Cells are constantly interacting with their surrounding environment, and one of the most important things they sense is the stiffness of the tissue they are in. This information is crucial for many cellular processes, such as migration, differentiation, and proliferation.
Traditionally, scientists have used a variety of techniques to measure tissue stiffness, such as atomic force microscopy (AFM) and magnetic resonance elastography (MRE). However, these techniques are often invasive or require specialized equipment.
Now, researchers at the University of California, San Diego have developed a new force sensing method that is non-invasive and can be used on live cells. The method, called traction force microscopy (TFM), uses a flexible substrate that is coated with a thin layer of gold. When a cell is placed on the substrate, it exerts traction forces on the gold layer, which causes the gold to deform. The deformation of the gold is then measured using a microscope, and the traction forces can be calculated.
TFM has several advantages over traditional tissue stiffness measurement techniques. It is non-invasive, so it can be used on live cells. It is also relatively simple to use, and it does not require specialized equipment.
TFM has been used to study a variety of cellular processes, such as cell migration, differentiation, and proliferation. It has also been used to study the effects of drugs and toxins on cell behavior.

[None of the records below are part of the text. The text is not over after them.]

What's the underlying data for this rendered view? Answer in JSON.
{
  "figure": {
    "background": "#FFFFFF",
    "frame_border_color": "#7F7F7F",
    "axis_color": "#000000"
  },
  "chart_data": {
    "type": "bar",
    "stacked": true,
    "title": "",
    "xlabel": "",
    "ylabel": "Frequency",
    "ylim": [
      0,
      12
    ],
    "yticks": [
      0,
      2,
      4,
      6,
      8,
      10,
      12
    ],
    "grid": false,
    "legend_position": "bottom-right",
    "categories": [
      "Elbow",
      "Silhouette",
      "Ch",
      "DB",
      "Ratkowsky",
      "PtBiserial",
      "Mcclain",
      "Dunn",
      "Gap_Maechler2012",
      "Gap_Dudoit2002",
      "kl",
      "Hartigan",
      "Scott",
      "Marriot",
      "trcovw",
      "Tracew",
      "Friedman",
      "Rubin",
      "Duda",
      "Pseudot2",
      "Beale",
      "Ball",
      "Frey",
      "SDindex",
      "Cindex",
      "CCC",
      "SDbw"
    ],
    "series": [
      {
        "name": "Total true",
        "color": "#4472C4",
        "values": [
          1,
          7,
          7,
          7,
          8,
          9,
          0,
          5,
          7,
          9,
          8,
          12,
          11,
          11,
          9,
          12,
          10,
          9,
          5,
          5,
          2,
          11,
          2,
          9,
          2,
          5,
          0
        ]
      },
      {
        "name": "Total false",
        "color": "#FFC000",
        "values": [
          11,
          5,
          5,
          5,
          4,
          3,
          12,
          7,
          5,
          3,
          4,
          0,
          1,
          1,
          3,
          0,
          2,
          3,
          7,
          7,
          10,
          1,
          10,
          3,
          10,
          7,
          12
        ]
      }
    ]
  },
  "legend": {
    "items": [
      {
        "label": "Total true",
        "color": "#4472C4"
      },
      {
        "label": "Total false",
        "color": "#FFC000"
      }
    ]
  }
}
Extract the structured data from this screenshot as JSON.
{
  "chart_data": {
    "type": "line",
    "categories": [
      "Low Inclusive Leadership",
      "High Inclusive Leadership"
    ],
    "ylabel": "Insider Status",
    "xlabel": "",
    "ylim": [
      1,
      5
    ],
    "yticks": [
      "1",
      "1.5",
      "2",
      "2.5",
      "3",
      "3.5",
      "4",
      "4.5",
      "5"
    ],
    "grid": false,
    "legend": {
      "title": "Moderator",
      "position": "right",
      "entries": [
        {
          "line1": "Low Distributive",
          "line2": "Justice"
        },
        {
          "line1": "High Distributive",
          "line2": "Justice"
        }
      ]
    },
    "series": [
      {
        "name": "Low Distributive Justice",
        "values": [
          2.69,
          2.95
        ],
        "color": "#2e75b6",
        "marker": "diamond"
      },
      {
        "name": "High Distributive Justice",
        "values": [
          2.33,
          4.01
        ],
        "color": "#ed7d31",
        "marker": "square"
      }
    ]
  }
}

TFM is a powerful new tool for studying cell-matrix interactions. It is a non-invasive, simple-to-use technique that can provide valuable information about how cells sense and respond to their environment.
How does TFM work?
TFM works by measuring the deformation of a flexible substrate that is coated with a thin layer of gold. When a cell is placed on the substrate, it exerts traction forces on the gold layer, which causes the gold to deform. The deformation of the gold is then measured using a microscope, and the traction forces can be calculated.
The traction forces that a cell exerts on its substrate are determined by a number of factors, including the stiffness of the substrate, the cell's adhesion to the substrate, and the cell's contractility.
What are some of the applications of TFM?
TFM has been used to study a variety of cellular processes, including cell migration, differentiation, and proliferation. It has also been used to study the effects of drugs and toxins on cell behavior.
TFM is a powerful new tool for studying cell-matrix interactions. It is a non-invasive, simple-to-use technique that can provide valuable information about how cells sense and respond to their environment.